对于 governance_action，应该记录治理动作记录字段（governance action record fields），让遥测（telemetry）变成治理动作，而不只是仪表板信号（dashboard signal）：

governance_action_id
source_signal
decision_owner
action_state
evidence_refs
review_deadline

source_signal 应保持在与 governance-aware telemetry 对齐的受限词汇表内：policy_decision_feedback、containment_decision、rollout_gate_input、incident_response_trigger、registry_update_signal。

对于记忆投毒复核（memory poisoning review）中的 memory_write_decision，追踪（trace）应保留与记忆模式（memory schema）相同的记忆投毒复核字段（memory poisoning review fields）：

write_trust_boundary
activation_policy
contamination_scope
policy_influence
provenance_check
quarantine_state
rollback_ref

而 memory_persisted 通常应该包含：

memory_class
kind
provenance
revision

当前参考载荷（reference payloads）也使用这些操作元数据字段（operational metadata fields）：runtime_principal, authorization_mode, delegated_principal_id, delegated_scope, policy_id, static_items, session_items, retrieved_items, tool_items, approval_id, reviewer, capability_session_id, capability_session_status, tool_status, output_preview, memory_id, revision_mode, compacted_records, persisted_records, tool_results, span_name 和 duration_ms。
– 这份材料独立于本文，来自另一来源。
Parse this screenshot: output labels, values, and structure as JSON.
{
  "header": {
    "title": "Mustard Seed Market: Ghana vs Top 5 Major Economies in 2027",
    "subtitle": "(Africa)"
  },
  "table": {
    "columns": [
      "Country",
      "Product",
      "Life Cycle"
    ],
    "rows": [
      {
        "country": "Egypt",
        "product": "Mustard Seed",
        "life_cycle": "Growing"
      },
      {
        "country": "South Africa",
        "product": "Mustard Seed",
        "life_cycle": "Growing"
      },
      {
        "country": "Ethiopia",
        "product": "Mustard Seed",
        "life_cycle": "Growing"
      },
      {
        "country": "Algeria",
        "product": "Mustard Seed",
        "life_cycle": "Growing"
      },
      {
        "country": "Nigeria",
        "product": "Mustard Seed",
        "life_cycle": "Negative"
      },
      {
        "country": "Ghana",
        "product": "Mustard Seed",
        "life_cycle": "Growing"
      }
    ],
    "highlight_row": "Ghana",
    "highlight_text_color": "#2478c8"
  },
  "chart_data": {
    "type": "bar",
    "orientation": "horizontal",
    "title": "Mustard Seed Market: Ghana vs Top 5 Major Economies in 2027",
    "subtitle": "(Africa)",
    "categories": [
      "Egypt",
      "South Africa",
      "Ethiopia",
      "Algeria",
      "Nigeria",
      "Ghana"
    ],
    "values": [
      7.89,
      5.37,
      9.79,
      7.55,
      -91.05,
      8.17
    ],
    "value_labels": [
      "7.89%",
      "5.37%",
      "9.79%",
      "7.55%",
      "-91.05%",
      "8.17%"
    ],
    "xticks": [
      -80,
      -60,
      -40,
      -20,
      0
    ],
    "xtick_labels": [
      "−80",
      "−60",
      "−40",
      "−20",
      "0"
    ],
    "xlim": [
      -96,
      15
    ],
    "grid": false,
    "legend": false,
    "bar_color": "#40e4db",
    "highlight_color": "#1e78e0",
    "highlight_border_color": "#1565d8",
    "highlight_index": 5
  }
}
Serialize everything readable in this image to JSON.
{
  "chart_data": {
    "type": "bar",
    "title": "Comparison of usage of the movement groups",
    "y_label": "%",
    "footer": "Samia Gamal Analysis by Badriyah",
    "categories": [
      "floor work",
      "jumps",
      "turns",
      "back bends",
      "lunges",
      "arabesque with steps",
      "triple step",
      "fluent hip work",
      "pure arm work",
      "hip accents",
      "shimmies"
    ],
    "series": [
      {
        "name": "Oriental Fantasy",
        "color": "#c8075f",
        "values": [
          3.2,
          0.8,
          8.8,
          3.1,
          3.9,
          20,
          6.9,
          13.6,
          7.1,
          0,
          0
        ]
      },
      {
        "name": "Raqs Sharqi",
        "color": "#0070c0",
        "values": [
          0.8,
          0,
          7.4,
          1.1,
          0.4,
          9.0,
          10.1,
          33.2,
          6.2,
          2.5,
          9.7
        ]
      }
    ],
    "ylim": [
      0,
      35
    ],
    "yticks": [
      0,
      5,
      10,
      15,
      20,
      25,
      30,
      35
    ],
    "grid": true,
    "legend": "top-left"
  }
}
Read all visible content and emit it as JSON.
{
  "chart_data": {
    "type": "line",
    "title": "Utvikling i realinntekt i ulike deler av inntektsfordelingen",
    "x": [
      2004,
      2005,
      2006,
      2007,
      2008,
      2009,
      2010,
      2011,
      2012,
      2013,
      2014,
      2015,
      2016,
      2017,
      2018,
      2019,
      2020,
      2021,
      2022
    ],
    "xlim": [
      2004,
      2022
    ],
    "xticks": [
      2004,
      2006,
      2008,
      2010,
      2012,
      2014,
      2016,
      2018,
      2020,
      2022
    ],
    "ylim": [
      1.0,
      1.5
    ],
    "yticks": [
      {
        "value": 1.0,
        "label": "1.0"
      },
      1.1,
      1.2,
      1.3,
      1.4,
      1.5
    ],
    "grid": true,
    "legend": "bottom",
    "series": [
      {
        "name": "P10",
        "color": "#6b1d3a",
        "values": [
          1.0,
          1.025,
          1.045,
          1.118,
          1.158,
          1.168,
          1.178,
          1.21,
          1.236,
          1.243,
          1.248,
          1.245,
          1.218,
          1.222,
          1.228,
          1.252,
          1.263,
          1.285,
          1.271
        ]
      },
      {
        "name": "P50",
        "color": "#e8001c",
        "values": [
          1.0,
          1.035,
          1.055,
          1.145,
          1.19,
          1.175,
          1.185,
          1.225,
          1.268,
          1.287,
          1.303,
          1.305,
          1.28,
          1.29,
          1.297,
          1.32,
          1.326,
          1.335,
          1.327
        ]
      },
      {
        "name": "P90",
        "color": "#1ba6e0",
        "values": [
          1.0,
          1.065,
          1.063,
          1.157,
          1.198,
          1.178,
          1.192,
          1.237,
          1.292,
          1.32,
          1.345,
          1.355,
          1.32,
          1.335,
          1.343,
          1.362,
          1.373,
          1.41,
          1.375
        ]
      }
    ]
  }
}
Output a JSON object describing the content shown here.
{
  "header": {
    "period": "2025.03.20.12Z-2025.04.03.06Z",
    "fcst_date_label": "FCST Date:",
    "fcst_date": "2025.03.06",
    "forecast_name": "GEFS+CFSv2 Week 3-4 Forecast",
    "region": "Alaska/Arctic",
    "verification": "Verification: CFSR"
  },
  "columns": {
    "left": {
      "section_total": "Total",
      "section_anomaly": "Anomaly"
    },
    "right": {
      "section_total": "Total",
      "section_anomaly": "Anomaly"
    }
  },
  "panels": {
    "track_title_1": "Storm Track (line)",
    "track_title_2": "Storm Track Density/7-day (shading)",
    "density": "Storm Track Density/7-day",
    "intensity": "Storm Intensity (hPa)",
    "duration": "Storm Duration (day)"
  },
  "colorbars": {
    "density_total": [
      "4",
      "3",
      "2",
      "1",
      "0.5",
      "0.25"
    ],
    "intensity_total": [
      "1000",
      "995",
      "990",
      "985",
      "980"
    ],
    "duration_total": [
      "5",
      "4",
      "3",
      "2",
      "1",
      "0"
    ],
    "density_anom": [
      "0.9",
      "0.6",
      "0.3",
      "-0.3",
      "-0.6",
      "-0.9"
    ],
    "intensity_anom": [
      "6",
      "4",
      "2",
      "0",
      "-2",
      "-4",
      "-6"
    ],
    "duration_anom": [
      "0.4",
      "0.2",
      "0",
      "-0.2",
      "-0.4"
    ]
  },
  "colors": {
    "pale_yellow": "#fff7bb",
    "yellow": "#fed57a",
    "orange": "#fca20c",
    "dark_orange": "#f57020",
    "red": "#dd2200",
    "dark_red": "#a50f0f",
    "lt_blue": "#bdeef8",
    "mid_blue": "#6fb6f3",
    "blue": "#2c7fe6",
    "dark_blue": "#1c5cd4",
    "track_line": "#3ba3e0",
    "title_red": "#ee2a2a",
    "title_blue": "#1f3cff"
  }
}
工具请求/结果模型校验（Tool request/result model validation）也属于同一条追踪边界（trace boundary）：畸形工具调用（malformed tool calls）会以 Tool request capability name must be a string、Tool request capability name must not be empty、Tool request arguments must be a mapping、Tool request argument key must be a string、Tool request argument key must not be empty、Tool request argument keys must be unique、Tool request argument value must be a string: {argument_key} 失败；畸形工具结果（malformed tool results）会以 Tool result status must be a string、Tool result status must not be empty、Tool result payload must be a mapping、Tool result payload key must be a string、Tool result payload key must not be empty、Tool result payload keys must be unique 和 Tool result payload value must be a string: {payload_key} 失败。

参考包现在已经支持什么¶

你可以直接这样查看：

.venv/bin/python -m agent_runtime_ref dump-events
.venv/bin/python -m agent_runtime_ref export-events --output artifacts/trace-demo.jsonl
.venv/bin/python -m agent_runtime_ref export-events --output artifacts/trace-demo.jsonl --redact-field user_input
.venv/bin/python -m agent_runtime_ref inspect-trace --input artifacts/trace-demo.jsonl
.venv/bin/python -m agent_runtime_ref export-session --output artifacts/session-demo-001.json
.venv/bin/python -m agent_runtime_ref export-eval-dataset --output artifacts/eval-dataset.json

这很重要，因为同一套追踪词汇已经同时活在三个地方：

运行时里；
书里；
评测工件里。

生产级模式还应该补什么¶

参考运行时有意保持精简，所以更成熟的系统应该很快补上：

每个事件的时间戳；
明确的 span_id 与 parent_span_id；
独立且稳定的 run_id；
模式版本字段；
展示载荷与机器载荷的分离；
敏感字段的脱敏规则；
把追踪与验证器证据、截图或打分工件显式关联起来的方式；
稳定记录是哪个验证器契约版本产出该打分输出的方式；
沙箱状态字段（sandbox state fields），用于那些会物化工作区（workspace）、使用 shell/文件系统能力（shell/filesystem capabilities），或从快照（snapshot）继续的运行（runs）；
用于 sandbox_profile_reviewed 的事件（event）或关联载荷（linked payload），确保工作区（workspace）、权限（permissions）与快照/恢复策略（snapshot/resume policy）的发布/评测证据（rollout/eval evidence）可以被追踪。

只有这样，事件流才会从调试输出变成真正的平台工件。

现在就该做什么¶

先过一遍这份短清单，把所有回答为“否”的地方单独记下来：

有没有稳定的事件目录？
是否清楚区分了 trace_id 和 session_id？
每种事件类型的必需字段是否明确？
能不能从追踪里还原出策略决策和工具路径？
能不能从会话导出结果构建评测数据集？
能不能把追踪关联到用于打分或发布评审的验证器证据？
如果发布（rollout）要求 sandbox_profile_review，是否有关于工作区条目（workspace entries）、权限（permissions）与快照/恢复策略（snapshot/resume policy）的追踪证据（trace evidence）？
能不能看出是哪一个验证器契约版本产出了这份打分输出？
有没有脱敏与模式版本化的计划？

如果连续几个答案都是“没有”，那你现在更像是拥有日志，而不是拥有真正的追踪模式。